Sheldon Adelson Sheldon Adelson.

The U.S. Court of Appeals for the Second Circuit on Wednesday upheld the dismissal of a defamation suit brought by billionaire casino magnate Sheldon Adelson against the National Jewish Democratic Council for a 2012 online petition that stated Adelson personally approved of prostitution in his Asian casinos.

The Democratic organization created the petition to urge then-Republican presidential candidate Mitt Romney to return Adelson’s campaign donations. Adelson—a major GOP donor—was said to have “dirty,” “tainted” money from his Chinese operations, which supposedly were allowing prostitution at Adelson’s behest. The petition linked to a report from The Associated Press of a former executive in Adelson’s Chinese operations claiming in court papers that Adelson was aware and approved of prostitution at his operations in Macau.

In 2013, the appellate court upheld, in part, a previous dismissal of the defamation suit for failure to state a claim, as well as Nevada’s strategic lawsuit against public participation (anti-SLAPP) statute designed to protect freedom of speech.

However, the appellate court sent two certified questions to the Nevada Supreme Court for consideration. The first sought clarification whether a link in an online petition is protected under common-law fair report privilege. The second asked about whether the state’s anti-SLAPP law protected political speech not aimed at the government before the law was amended in 2013—the year after the petition went public.
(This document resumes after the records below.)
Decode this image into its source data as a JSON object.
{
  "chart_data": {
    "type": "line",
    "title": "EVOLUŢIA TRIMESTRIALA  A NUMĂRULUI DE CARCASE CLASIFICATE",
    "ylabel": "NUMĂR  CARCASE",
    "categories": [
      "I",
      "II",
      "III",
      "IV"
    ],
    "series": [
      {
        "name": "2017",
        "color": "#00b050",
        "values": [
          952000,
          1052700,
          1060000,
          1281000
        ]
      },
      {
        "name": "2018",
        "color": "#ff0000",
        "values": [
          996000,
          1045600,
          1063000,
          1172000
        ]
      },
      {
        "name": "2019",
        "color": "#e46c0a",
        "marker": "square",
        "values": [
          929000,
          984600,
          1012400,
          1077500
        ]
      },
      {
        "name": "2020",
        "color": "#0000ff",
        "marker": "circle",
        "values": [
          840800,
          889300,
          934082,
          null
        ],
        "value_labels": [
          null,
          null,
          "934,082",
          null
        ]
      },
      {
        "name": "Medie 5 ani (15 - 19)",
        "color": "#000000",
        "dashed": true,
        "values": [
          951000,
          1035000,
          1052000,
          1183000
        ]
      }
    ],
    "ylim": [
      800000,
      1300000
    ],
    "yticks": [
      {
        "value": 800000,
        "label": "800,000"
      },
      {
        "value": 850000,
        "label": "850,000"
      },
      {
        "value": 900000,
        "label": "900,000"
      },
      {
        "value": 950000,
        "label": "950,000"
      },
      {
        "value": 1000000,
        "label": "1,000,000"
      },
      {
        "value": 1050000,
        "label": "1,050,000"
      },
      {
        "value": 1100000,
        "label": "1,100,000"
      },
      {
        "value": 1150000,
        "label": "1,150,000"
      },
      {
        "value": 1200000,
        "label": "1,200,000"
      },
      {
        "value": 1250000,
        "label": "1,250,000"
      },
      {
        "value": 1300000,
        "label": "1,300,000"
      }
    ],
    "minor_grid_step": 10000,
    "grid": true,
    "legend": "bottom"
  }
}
In September, the Nevada court responded in the affirmative on both questions. The Second Circuit then ordered parties to brief on the responses. Adelson argued for a revival of his claims based on other non-privileged statements regarding using proceeds from prostitution as campaign contributions, while arguing that U.S. District Judge J. Paul Oetken of the Southern District of New York erred in holding that the statements were made without knowledge of falsehood—a requirement for defamation—and that he should have been allowed additional discovery on the anti-SLAPP’s scienter requirement.

The panel of Circuit Judges Guido Calabresi, Reena Raggi,and Denny Chin said the court’s previous affirmation of Oetken’s dismissal covered issues around statements of opinion. Further, Nevada’s response resolved the issue.

The panel acknowledged that it hadn’t addressed the knowledge of falsehood issue previously. “But, when we explained that the district court properly exercised its discretion in deciding not to allow discovery on the topic, we implicitly approved of the district court’s determination that, as a matter of law, appellees acted in good faith,” it found, affirming the district court’s refusal to allow more discovery.

Adelson’s legal team was led by Mayer Brown partner James Ferguson. Ballard Spahr attorney Lee Levine represented the National Jewish Democratic Council defendants‐appellees. Neither attorney could be reached for comment.

Adelson could not be reached for direct comment. A request for comment from the National Jewish Democratic Council was not returned.